With Treasuries not trading yesterday due to the holiday, it could be interesting to see which direction yields head today now that they’re open again. Last week, the 10-year yield managed to close above the three-month yield (see more below), and that could be a sign of economic optimism. Also, the current 10-year yield at just above 1.7% is up more than 20 basis points from summer lows, and in the middle of its recent trading range. If earnings season gets started in a positive way, maybe yields could head up from here. A lot depends on trade progress, too.
People are mostly focused on earnings and trade, but let’s not forget that we’re just two weeks out from a Fed meeting (see more below). The futures market predicts high odds of a third-consecutive 25-basis point easing, and from a market perspective, you never want to underestimate the importance of rate cuts.
On the other hand, the Fed funds rate is already pretty low, so it’s unclear how much another cut after that would be able to juice the economy, and also whether that would lead to any stock market impact. At this point, earnings arguably could play a bigger role than the Fed in determining where the market goes.
FIGURE 1: WHAT YOU SEE... Isn’t always what you get. This three month chart of the dollar index (DXY-candlestick) might have you thinking that the greenback is shy about approaching the 100 level. It hasn’t hit 100 in nearly three years. However, a technical pattern that’s easily seen here could be described as bullish, with higher highs and higher lows over the last few months. This could mean more strength ahead, though the last two days could signal a breakout below the lower channel. Data Source: ICE. Chart source: The thinkorswim® platform from TD Ameritrade. For illustrative purposes only. Past performance does not guarantee future results.

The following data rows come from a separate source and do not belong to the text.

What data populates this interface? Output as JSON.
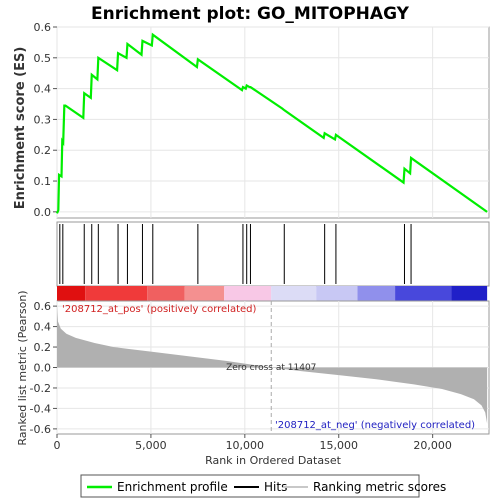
{
  "chart_data": {
    "type": "line",
    "title": "Enrichment plot: GO_MITOPHAGY",
    "x_range": [
      0,
      23000
    ],
    "x_ticks": [
      0,
      5000,
      10000,
      15000,
      20000
    ],
    "x_tick_labels": [
      "0",
      "5,000",
      "10,000",
      "15,000",
      "20,000"
    ],
    "xlabel": "Rank in Ordered Dataset",
    "es_panel": {
      "ylabel": "Enrichment score (ES)",
      "ylim": [
        -0.02,
        0.6
      ],
      "y_ticks": [
        0.0,
        0.1,
        0.2,
        0.3,
        0.4,
        0.5,
        0.6
      ],
      "y_tick_labels": [
        "0.0",
        "0.1",
        "0.2",
        "0.3",
        "0.4",
        "0.5",
        "0.6"
      ],
      "grid": true,
      "series": [
        {
          "name": "Enrichment profile",
          "color": "#00ee00",
          "x": [
            0,
            70,
            110,
            240,
            280,
            330,
            390,
            450,
            1400,
            1450,
            1800,
            1850,
            2150,
            2200,
            3200,
            3250,
            3700,
            3750,
            4500,
            4550,
            5050,
            5100,
            7450,
            7500,
            9850,
            9900,
            10050,
            10100,
            10250,
            10300,
            12000,
            12100,
            14200,
            14250,
            14800,
            14850,
            18450,
            18500,
            18800,
            18850,
            22900
          ],
          "y": [
            -0.005,
            0.005,
            0.12,
            0.115,
            0.23,
            0.225,
            0.345,
            0.345,
            0.305,
            0.385,
            0.37,
            0.445,
            0.43,
            0.5,
            0.46,
            0.515,
            0.5,
            0.545,
            0.51,
            0.555,
            0.54,
            0.575,
            0.47,
            0.495,
            0.395,
            0.405,
            0.4,
            0.41,
            0.405,
            0.405,
            0.335,
            0.33,
            0.24,
            0.255,
            0.235,
            0.25,
            0.095,
            0.14,
            0.125,
            0.175,
            0.0
          ]
        }
      ]
    },
    "hits_panel": {
      "name": "Hits",
      "hit_ranks": [
        150,
        310,
        1450,
        1850,
        2200,
        3250,
        3750,
        4550,
        5100,
        7500,
        9900,
        10100,
        10300,
        12100,
        14250,
        14850,
        18500,
        18850
      ]
    },
    "heatmap_bar": {
      "colors": [
        {
          "from": 0,
          "to": 1500,
          "color": "#e01010"
        },
        {
          "from": 1500,
          "to": 4800,
          "color": "#f03a3a"
        },
        {
          "from": 4800,
          "to": 6800,
          "color": "#f06060"
        },
        {
          "from": 6800,
          "to": 8900,
          "color": "#f49090"
        },
        {
          "from": 8900,
          "to": 11400,
          "color": "#f8c8e6"
        },
        {
          "from": 11400,
          "to": 13800,
          "color": "#dcdcf6"
        },
        {
          "from": 13800,
          "to": 16000,
          "color": "#c8c8f4"
        },
        {
          "from": 16000,
          "to": 18000,
          "color": "#9090ec"
        },
        {
          "from": 18000,
          "to": 21000,
          "color": "#4848dc"
        },
        {
          "from": 21000,
          "to": 22900,
          "color": "#2020c8"
        }
      ]
    },
    "metric_panel": {
      "ylabel": "Ranked list metric (Pearson)",
      "ylim": [
        -0.65,
        0.65
      ],
      "y_ticks": [
        -0.6,
        -0.4,
        -0.2,
        0.0,
        0.2,
        0.4,
        0.6
      ],
      "y_tick_labels": [
        "-0.6",
        "-0.4",
        "-0.2",
        "0.0",
        "0.2",
        "0.4",
        "0.6"
      ],
      "grid": true,
      "profile_x": [
        0,
        50,
        200,
        500,
        1000,
        2000,
        3000,
        5000,
        7000,
        9000,
        11407,
        13000,
        15000,
        17000,
        19000,
        20500,
        21500,
        22200,
        22600,
        22800,
        22900
      ],
      "profile_y": [
        0.6,
        0.45,
        0.38,
        0.33,
        0.29,
        0.24,
        0.2,
        0.155,
        0.11,
        0.065,
        0.0,
        -0.035,
        -0.075,
        -0.115,
        -0.165,
        -0.21,
        -0.26,
        -0.31,
        -0.37,
        -0.44,
        -0.55
      ],
      "zero_cross": 11407,
      "zero_cross_label": "Zero cross at 11407",
      "pos_label": "'208712_at_pos' (positively correlated)",
      "neg_label": "'208712_at_neg' (negatively correlated)"
    },
    "legend": {
      "placement": "bottom",
      "items": [
        {
          "label": "Enrichment profile",
          "color": "#00ee00"
        },
        {
          "label": "Hits",
          "color": "#000000"
        },
        {
          "label": "Ranking metric scores",
          "color": "#c8c8c8"
        }
      ]
    }
  }
}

The “Un-Inversion:” Remember those old soft drink ads about the “Un-Cola?” Well, now we have the “un-inversion” in bonds, and that’s arguably a good sign for the economy and the market. The 10-year Treasury yield finally pulled ahead of the three-month yield on Friday, ending a period of inversion that had gone on for months. At this point, it looks like the Fed’s short-term Treasury purchases announced earlier this month could be helping create a positive lift for the yield curve. That’s possibly good news for the Financial sector as bank earnings get underway today and continue this week. A flatter curve can compress profits for the industry. Bond trading was closed Monday, so we’ll see if the relationship continues to move away from inversion starting today.

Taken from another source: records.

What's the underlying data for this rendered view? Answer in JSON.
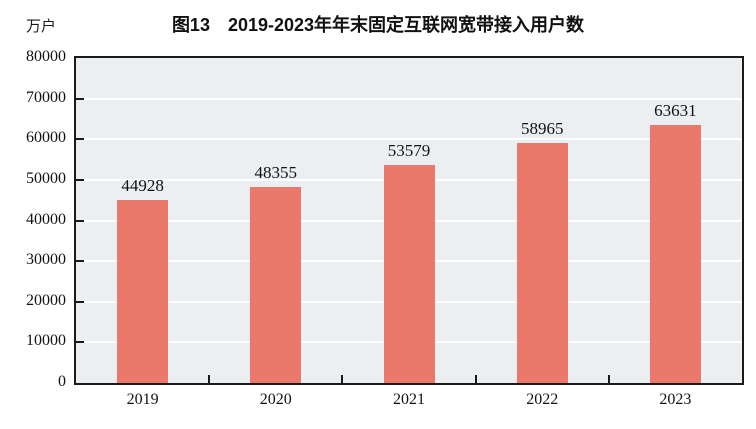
{
  "chart_data": {
    "type": "bar",
    "title": "图13　2019-2023年年末固定互联网宽带接入用户数",
    "ylabel": "万户",
    "xlabel": "",
    "categories": [
      "2019",
      "2020",
      "2021",
      "2022",
      "2023"
    ],
    "values": [
      44928,
      48355,
      53579,
      58965,
      63631
    ],
    "ylim": [
      0,
      80000
    ],
    "y_ticks": [
      0,
      10000,
      20000,
      30000,
      40000,
      50000,
      60000,
      70000,
      80000
    ],
    "grid": true,
    "legend_position": "none",
    "colors": {
      "bar": "#ea786b",
      "plot_bg": "#ebeff2",
      "gridline": "#ffffff",
      "axis": "#1a1a1a",
      "text": "#111111",
      "page_bg": "#ffffff"
    }
  }
}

But What About the Fed? Assuming trade news ends up being positive, one question people might start asking is what this means for the Fed. Chances of a rate cut later this month are still near 70% in the futures market, which arguably means they’re pretty much baked in. Typically, but not always, the market being at levels like this indicates high chances of the Fed doing what investors expect. The thing that’s harder to predict is whether the Fed sees a need for a fourth 2019 rate cut before the end of the year.
Some of it depends on the data, but if the market continues to rally based on the China news, that could also turn into a factor. As of late Monday, chances for another rate cut in December were just 25%, down from around 37% just a week earlier. Some analysts say whatever happens on trade, the Fed might want to wait after cutting rates three meetings in a row (assuming it does that this month) to see how the cumulative 75-basis point easing works its way through the economy. Generally, the impact of rate cuts takes a while to have an impact, especially on inflation. We’ll have to wait and see, but a December punt is what the futures market suggests now.
Riding the Consumer Wave: The Consumer Discretionary sector is up slightly over the last week and more than 21% year-to-date. Some of this exuberance might reflect that at least in the near-term, it seems unlikely that customers will stop their spending. Last Friday’s better-than-expected Michigan sentiment report backs up the idea that people are out there buying, but earnings season could tell us a lot more. People are employed and when they are employed they tend to spend money. Heading into the holiday season, it’s hard to see why consumer demand would slow, barring some disaster.